About Rooftop Solar and Net Metering
• The current California Public Utilities Commission (CPUC) proposal would slash the rate paid to the owners of rooftop solar installations who deliver energy into the grid by 75 percent. The current rate still leaves them a very nice profit margin; they pay the producer $0.30 per kilowatt hour (kWh) and charge the producer’s neighbor up to $0.47/kWh. Their current proposal is to drop the rate they pay to $0.05/kWh!
• The proposed CPUC guidelines would put rooftop solar out of the reach of many homeowners and increase the pay-back period for the investment in the system to over 10 years.

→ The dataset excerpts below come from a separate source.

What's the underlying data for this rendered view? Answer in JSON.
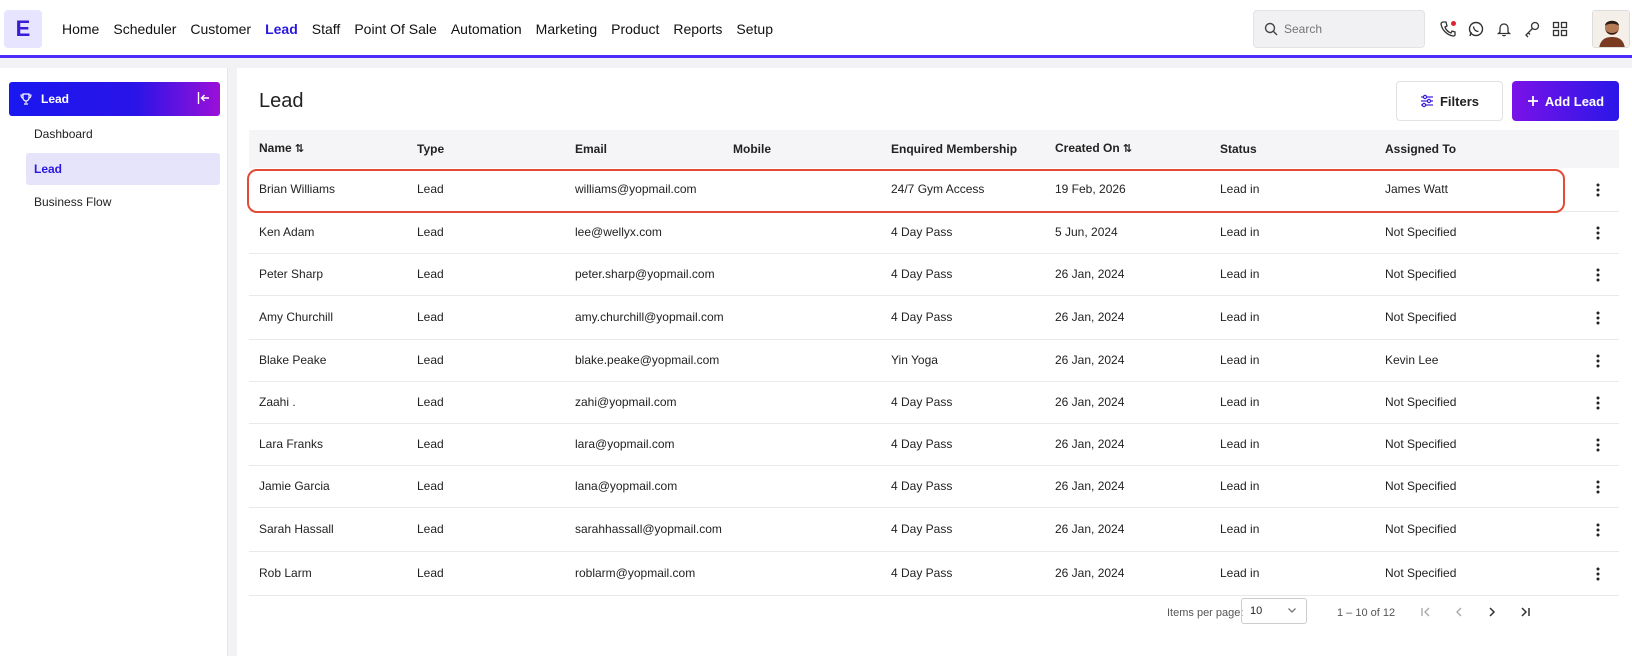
{
  "app": {
    "logo_letter": "E"
  },
  "nav": {
    "items": [
      {
        "label": "Home",
        "active": false
      },
      {
        "label": "Scheduler",
        "active": false
      },
      {
        "label": "Customer",
        "active": false
      },
      {
        "label": "Lead",
        "active": true
      },
      {
        "label": "Staff",
        "active": false
      },
      {
        "label": "Point Of Sale",
        "active": false
      },
      {
        "label": "Automation",
        "active": false
      },
      {
        "label": "Marketing",
        "active": false
      },
      {
        "label": "Product",
        "active": false
      },
      {
        "label": "Reports",
        "active": false
      },
      {
        "label": "Setup",
        "active": false
      }
    ],
    "search_placeholder": "Search",
    "icons": [
      "phone-icon",
      "whatsapp-icon",
      "bell-icon",
      "key-icon",
      "grid-icon"
    ]
  },
  "sidebar": {
    "title": "Lead",
    "items": [
      {
        "label": "Dashboard",
        "active": false
      },
      {
        "label": "Lead",
        "active": true
      },
      {
        "label": "Business Flow",
        "active": false
      }
    ]
  },
  "main": {
    "title": "Lead",
    "filters_label": "Filters",
    "add_label": "Add Lead"
  },
  "table": {
    "headers": [
      "Name",
      "Type",
      "Email",
      "Mobile",
      "Enquired Membership",
      "Created On",
      "Status",
      "Assigned To"
    ],
    "rows": [
      {
        "name": "Brian Williams",
        "type": "Lead",
        "email": "williams@yopmail.com",
        "mobile": "",
        "membership": "24/7 Gym Access",
        "created": "19 Feb, 2026",
        "status": "Lead in",
        "assigned": "James Watt",
        "highlighted": true
      },
      {
        "name": "Ken Adam",
        "type": "Lead",
        "email": "lee@wellyx.com",
        "mobile": "",
        "membership": "4 Day Pass",
        "created": "5 Jun, 2024",
        "status": "Lead in",
        "assigned": "Not Specified"
      },
      {
        "name": "Peter Sharp",
        "type": "Lead",
        "email": "peter.sharp@yopmail.com",
        "mobile": "",
        "membership": "4 Day Pass",
        "created": "26 Jan, 2024",
        "status": "Lead in",
        "assigned": "Not Specified"
      },
      {
        "name": "Amy Churchill",
        "type": "Lead",
        "email": "amy.churchill@yopmail.com",
        "mobile": "",
        "membership": "4 Day Pass",
        "created": "26 Jan, 2024",
        "status": "Lead in",
        "assigned": "Not Specified"
      },
      {
        "name": "Blake Peake",
        "type": "Lead",
        "email": "blake.peake@yopmail.com",
        "mobile": "",
        "membership": "Yin Yoga",
        "created": "26 Jan, 2024",
        "status": "Lead in",
        "assigned": "Kevin Lee"
      },
      {
        "name": "Zaahi .",
        "type": "Lead",
        "email": "zahi@yopmail.com",
        "mobile": "",
        "membership": "4 Day Pass",
        "created": "26 Jan, 2024",
        "status": "Lead in",
        "assigned": "Not Specified"
      },
      {
        "name": "Lara Franks",
        "type": "Lead",
        "email": "lara@yopmail.com",
        "mobile": "",
        "membership": "4 Day Pass",
        "created": "26 Jan, 2024",
        "status": "Lead in",
        "assigned": "Not Specified"
      },
      {
        "name": "Jamie Garcia",
        "type": "Lead",
        "email": "lana@yopmail.com",
        "mobile": "",
        "membership": "4 Day Pass",
        "created": "26 Jan, 2024",
        "status": "Lead in",
        "assigned": "Not Specified"
      },
      {
        "name": "Sarah Hassall",
        "type": "Lead",
        "email": "sarahhassall@yopmail.com",
        "mobile": "",
        "membership": "4 Day Pass",
        "created": "26 Jan, 2024",
        "status": "Lead in",
        "assigned": "Not Specified"
      },
      {
        "name": "Rob Larm",
        "type": "Lead",
        "email": "roblarm@yopmail.com",
        "mobile": "",
        "membership": "4 Day Pass",
        "created": "26 Jan, 2024",
        "status": "Lead in",
        "assigned": "Not Specified"
      }
    ]
  },
  "pagination": {
    "items_per_page_label": "Items per page:",
    "items_per_page": "10",
    "range": "1 – 10 of 12"
  },
  "colors": {
    "accent": "#2a17e0",
    "highlight_border": "#e24b36"
  }
}
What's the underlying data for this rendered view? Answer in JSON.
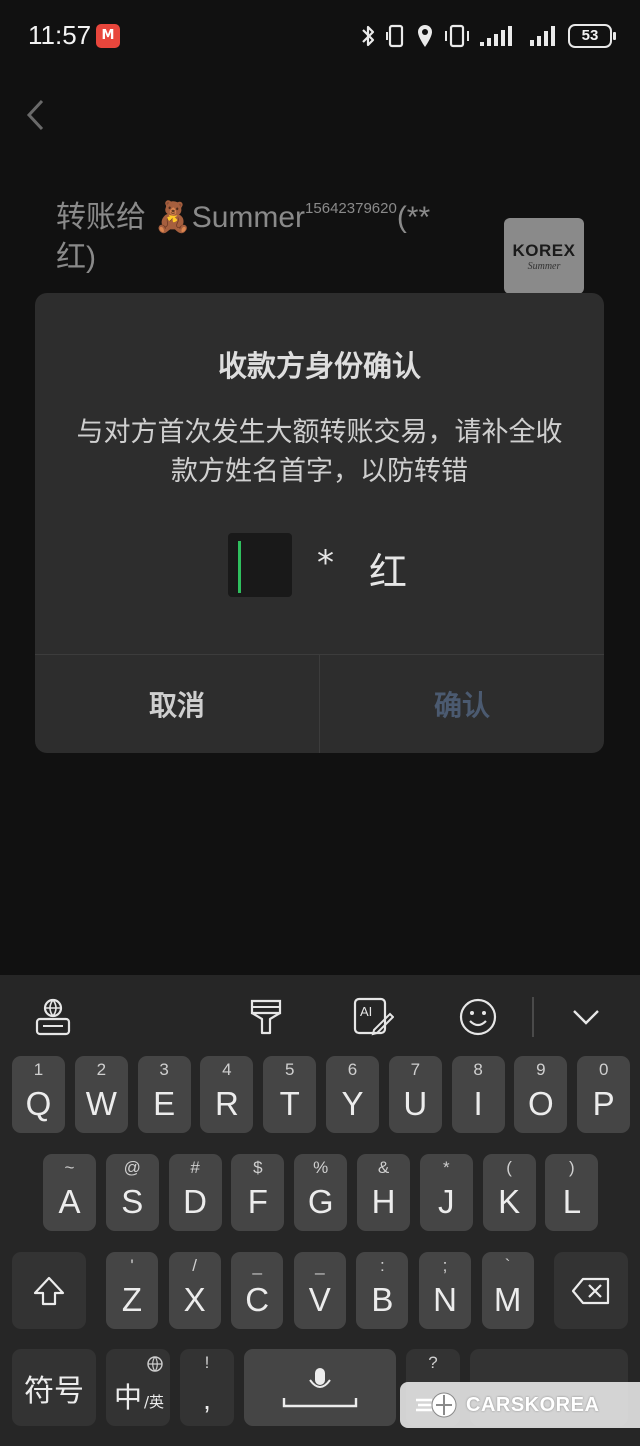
{
  "status_bar": {
    "time": "11:57",
    "carrier_badge": "M",
    "battery": "53",
    "icons": [
      "bluetooth-icon",
      "vibrate-icon",
      "location-icon",
      "vibrate-icon",
      "signal-icon",
      "signal-icon"
    ]
  },
  "page": {
    "transfer_title": "转账给 🧸Summer",
    "transfer_number": "15642379620",
    "transfer_masked": "(**",
    "transfer_masked_2": "红)",
    "brand_logo_main": "KOREX",
    "brand_logo_sub": "Summer"
  },
  "dialog": {
    "title": "收款方身份确认",
    "message": "与对方首次发生大额转账交易，请补全收款方姓名首字，以防转错",
    "input_value": "",
    "masked_star": "*",
    "known_char": "红",
    "cancel_label": "取消",
    "confirm_label": "确认",
    "accent_color": "#2fbf5e"
  },
  "keyboard": {
    "row1": [
      {
        "hint": "1",
        "key": "Q"
      },
      {
        "hint": "2",
        "key": "W"
      },
      {
        "hint": "3",
        "key": "E"
      },
      {
        "hint": "4",
        "key": "R"
      },
      {
        "hint": "5",
        "key": "T"
      },
      {
        "hint": "6",
        "key": "Y"
      },
      {
        "hint": "7",
        "key": "U"
      },
      {
        "hint": "8",
        "key": "I"
      },
      {
        "hint": "9",
        "key": "O"
      },
      {
        "hint": "0",
        "key": "P"
      }
    ],
    "row2": [
      {
        "hint": "~",
        "key": "A"
      },
      {
        "hint": "@",
        "key": "S"
      },
      {
        "hint": "#",
        "key": "D"
      },
      {
        "hint": "$",
        "key": "F"
      },
      {
        "hint": "%",
        "key": "G"
      },
      {
        "hint": "&",
        "key": "H"
      },
      {
        "hint": "*",
        "key": "J"
      },
      {
        "hint": "(",
        "key": "K"
      },
      {
        "hint": ")",
        "key": "L"
      }
    ],
    "row3": [
      {
        "hint": "'",
        "key": "Z"
      },
      {
        "hint": "/",
        "key": "X"
      },
      {
        "hint": "_",
        "key": "C"
      },
      {
        "hint": "_",
        "key": "V"
      },
      {
        "hint": ":",
        "key": "B"
      },
      {
        "hint": ";",
        "key": "N"
      },
      {
        "hint": "`",
        "key": "M"
      }
    ],
    "symbols_label": "符号",
    "lang_main": "中",
    "lang_sub": "/英",
    "comma_hint": "!",
    "comma_key": ",",
    "period_hint": "?",
    "toolbar_icons": [
      "keyboard-settings-icon",
      "brush-icon",
      "ai-edit-icon",
      "emoji-icon",
      "collapse-keyboard-icon"
    ]
  },
  "watermark": {
    "text": "CARSKOREA"
  }
}
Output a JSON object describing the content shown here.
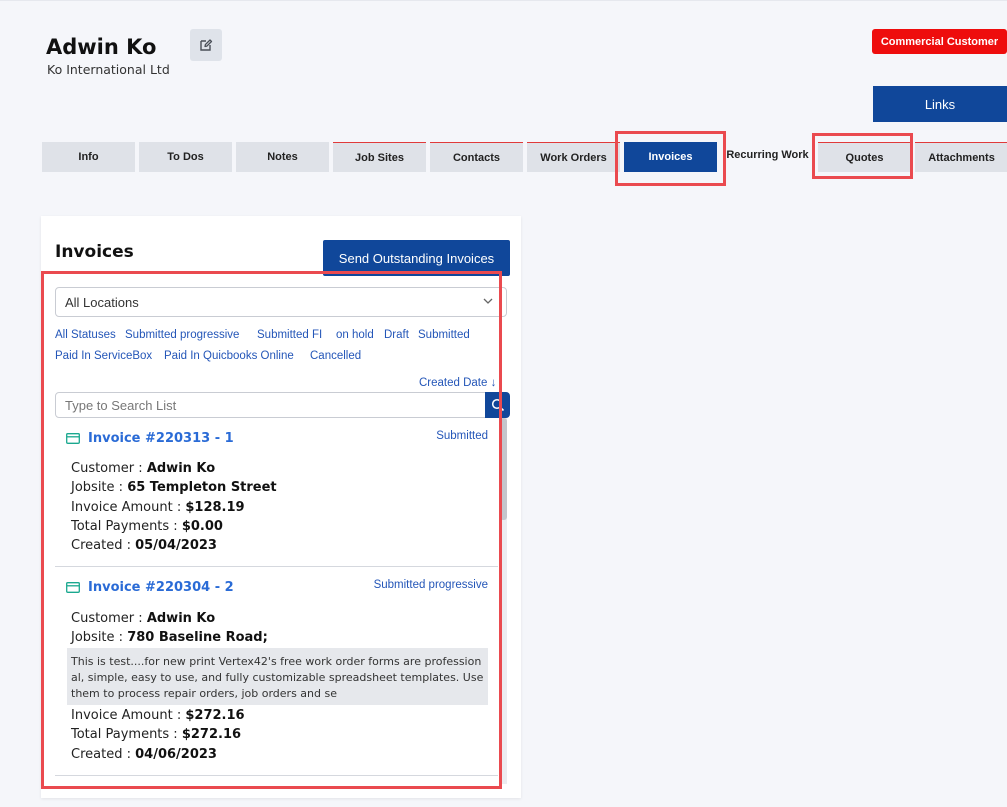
{
  "customer": {
    "name": "Adwin Ko",
    "company": "Ko International Ltd",
    "badge": "Commercial Customer",
    "links_label": "Links"
  },
  "icons": {
    "edit": "edit-icon",
    "card": "credit-card-icon",
    "search": "search-icon",
    "chevron": "chevron-down-icon"
  },
  "colors": {
    "primary": "#10479a",
    "badge": "#ee0d0d",
    "highlight": "#ea4a4f",
    "link": "#2456b8",
    "card_icon": "#1aa88f"
  },
  "tabs": [
    {
      "label": "Info"
    },
    {
      "label": "To Dos"
    },
    {
      "label": "Notes"
    },
    {
      "label": "Job Sites"
    },
    {
      "label": "Contacts"
    },
    {
      "label": "Work Orders"
    },
    {
      "label": "Invoices",
      "active": true
    },
    {
      "label": "Recurring Work"
    },
    {
      "label": "Quotes"
    },
    {
      "label": "Attachments"
    }
  ],
  "invoices_panel": {
    "title": "Invoices",
    "send_button": "Send Outstanding Invoices",
    "location_select": "All Locations",
    "statuses": [
      "All Statuses",
      "Submitted progressive",
      "Submitted FI",
      "on hold",
      "Draft",
      "Submitted",
      "Paid In ServiceBox",
      "Paid In Quicbooks Online",
      "Cancelled"
    ],
    "sort_label": "Created Date",
    "sort_arrow": "↓",
    "search_placeholder": "Type to Search List",
    "labels": {
      "customer": "Customer :",
      "jobsite": "Jobsite :",
      "amount": "Invoice Amount :",
      "payments": "Total Payments :",
      "created": "Created :"
    },
    "items": [
      {
        "title": "Invoice #220313 - 1",
        "status": "Submitted",
        "customer": "Adwin Ko",
        "jobsite": "65 Templeton Street",
        "amount": "$128.19",
        "payments": "$0.00",
        "created": "05/04/2023"
      },
      {
        "title": "Invoice #220304 - 2",
        "status": "Submitted progressive",
        "customer": "Adwin Ko",
        "jobsite": "780 Baseline Road;",
        "description": "This is test....for new print Vertex42's free work order forms are professional, simple, easy to use, and fully customizable spreadsheet templates. Use them to process repair orders, job orders and se",
        "amount": "$272.16",
        "payments": "$272.16",
        "created": "04/06/2023"
      }
    ]
  }
}
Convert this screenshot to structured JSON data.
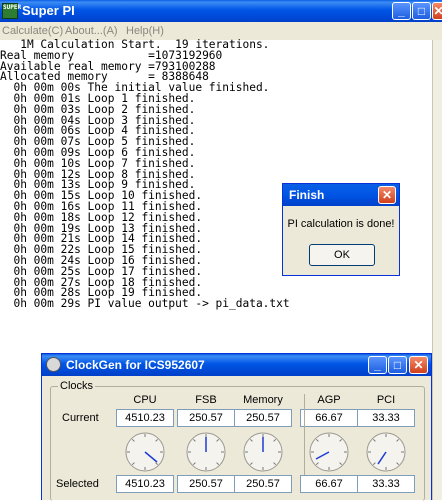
{
  "superpi": {
    "title": "Super PI",
    "icon_text": "SUPER",
    "menu": [
      "Calculate(C)",
      "About...(A)",
      "Help(H)"
    ],
    "console": [
      "   1M Calculation Start.  19 iterations.",
      "Real memory           =1073192960",
      "Available real memory =793100288",
      "Allocated memory      = 8388648",
      "  0h 00m 00s The initial value finished.",
      "  0h 00m 01s Loop 1 finished.",
      "  0h 00m 03s Loop 2 finished.",
      "  0h 00m 04s Loop 3 finished.",
      "  0h 00m 06s Loop 4 finished.",
      "  0h 00m 07s Loop 5 finished.",
      "  0h 00m 09s Loop 6 finished.",
      "  0h 00m 10s Loop 7 finished.",
      "  0h 00m 12s Loop 8 finished.",
      "  0h 00m 13s Loop 9 finished.",
      "  0h 00m 15s Loop 10 finished.",
      "  0h 00m 16s Loop 11 finished.",
      "  0h 00m 18s Loop 12 finished.",
      "  0h 00m 19s Loop 13 finished.",
      "  0h 00m 21s Loop 14 finished.",
      "  0h 00m 22s Loop 15 finished.",
      "  0h 00m 24s Loop 16 finished.",
      "  0h 00m 25s Loop 17 finished.",
      "  0h 00m 27s Loop 18 finished.",
      "  0h 00m 28s Loop 19 finished.",
      "  0h 00m 29s PI value output -> pi_data.txt"
    ]
  },
  "finish_dialog": {
    "title": "Finish",
    "message": "PI calculation is done!",
    "ok_label": "OK"
  },
  "clockgen": {
    "title": "ClockGen for ICS952607",
    "group_label": "Clocks",
    "row_labels": {
      "current": "Current",
      "selected": "Selected"
    },
    "columns": [
      {
        "name": "CPU",
        "current": "4510.23",
        "selected": "4510.23"
      },
      {
        "name": "FSB",
        "current": "250.57",
        "selected": "250.57"
      },
      {
        "name": "Memory",
        "current": "250.57",
        "selected": "250.57"
      },
      {
        "name": "AGP",
        "current": "66.67",
        "selected": "66.67"
      },
      {
        "name": "PCI",
        "current": "33.33",
        "selected": "33.33"
      }
    ]
  },
  "colors": {
    "titlebar": "#0055e5",
    "dialog_bg": "#ece9d8",
    "close_button": "#d1401c"
  }
}
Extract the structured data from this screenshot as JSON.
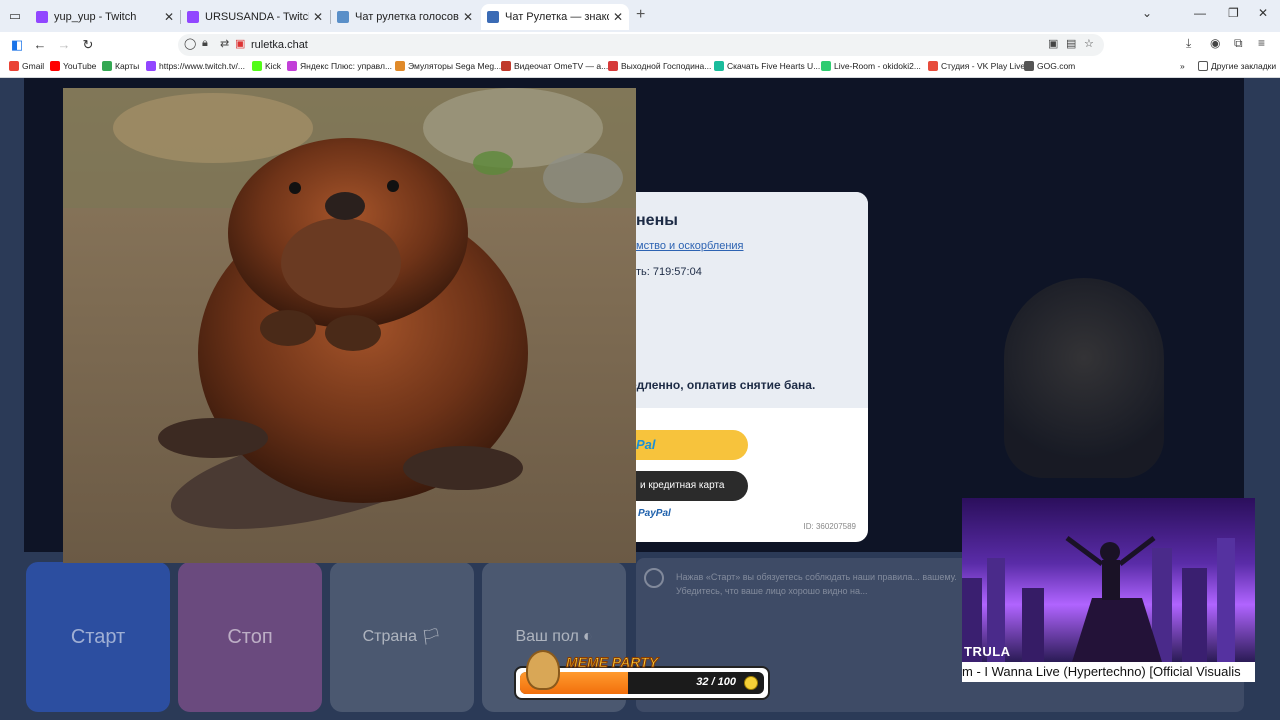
{
  "tabs": [
    {
      "title": "yup_yup - Twitch",
      "favicon_color": "#9146ff",
      "active": false
    },
    {
      "title": "URSUSANDA - Twitch",
      "favicon_color": "#9146ff",
      "active": false
    },
    {
      "title": "Чат рулетка голосовая — Nek",
      "favicon_color": "#5a8fc8",
      "active": false
    },
    {
      "title": "Чат Рулетка — знакомства и с",
      "favicon_color": "#3b6bb5",
      "active": true
    }
  ],
  "address": {
    "url": "ruletka.chat"
  },
  "bookmarks": [
    {
      "label": "Gmail",
      "color": "#ea4335"
    },
    {
      "label": "YouTube",
      "color": "#ff0000"
    },
    {
      "label": "Карты",
      "color": "#34a853"
    },
    {
      "label": "https://www.twitch.tv/...",
      "color": "#9146ff"
    },
    {
      "label": "Kick",
      "color": "#53fc18"
    },
    {
      "label": "Яндекс Плюс: управл...",
      "color": "#c23fd8"
    },
    {
      "label": "Эмуляторы Sega Meg...",
      "color": "#e08a2a"
    },
    {
      "label": "Видеочат OmeTV — а...",
      "color": "#c0392b"
    },
    {
      "label": "Выходной Господина...",
      "color": "#d63a3a"
    },
    {
      "label": "Скачать Five Hearts U...",
      "color": "#1abc9c"
    },
    {
      "label": "Live-Room - okidoki2...",
      "color": "#2ecc71"
    },
    {
      "label": "Студия - VK Play Live",
      "color": "#e74c3c"
    },
    {
      "label": "GOG.com",
      "color": "#555555"
    }
  ],
  "other_bookmarks": "Другие закладки",
  "ban": {
    "title": "нены",
    "reason": "мство и оскорбления",
    "timer": "ть: 719:57:04",
    "offer": "едленно, оплатив снятие бана.",
    "paypal_label": "Pal",
    "card_label": "и кредитная карта",
    "powered": "PayPal",
    "id": "ID: 360207589"
  },
  "controls": {
    "start": "Старт",
    "stop": "Стоп",
    "country": "Страна",
    "gender": "Ваш пол"
  },
  "info_text": "Нажав «Старт» вы обязуетесь соблюдать наши правила... вашему. Убедитесь, что ваше лицо хорошо видно на...",
  "music": {
    "label": "TRULA",
    "track": "m - I Wanna Live (Hypertechno) [Official Visualis"
  },
  "meme": {
    "title": "MEME PARTY",
    "count": "32 / 100",
    "progress": 0.32
  }
}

• 50 percent of rooftop solar installations in the state are in households earning less than $100,000 year (75% to households earning less than $150,000/year), i.e., it’s not a rich man’s game (Lawrence Berkeley Nat’l Lab).
• Other states that have cut net metering rates have seen solar adoptions drop by half or more.
• The rooftop solar (and battery) capacity saved the grid from collapse (and residents from black-outs) during the state-wide heat event last August. The utilities should be subsidizing rooftop solar!
• There’s no way we can reach the state’s goals for a zero-emission power grid by 2045 without much-increased rooftop solar capacity (CA Energy Commission report).
• The utilities are paying ever-increasing dividends to their stockholders in recent years, while neglecting their infrastructure, and hide behind bankruptcy laws when held to account.
• The utilities earn guaranteed profits on their long-distance power lines, so decentralized rooftop solar is not in their interest.
• Gov. Newsom and his wife has taken over $700,000 in campaign contributions from Pacific Gas & Electric Co., its foundation and employees (Wash Post). From 2017-21 the utilities spent $44 million (of our money) on campaign contributions and lobbying.
• Gov. Newsom appoints the members of the CPUC, and could make rooftop solar a priority just as he is championing electric cars.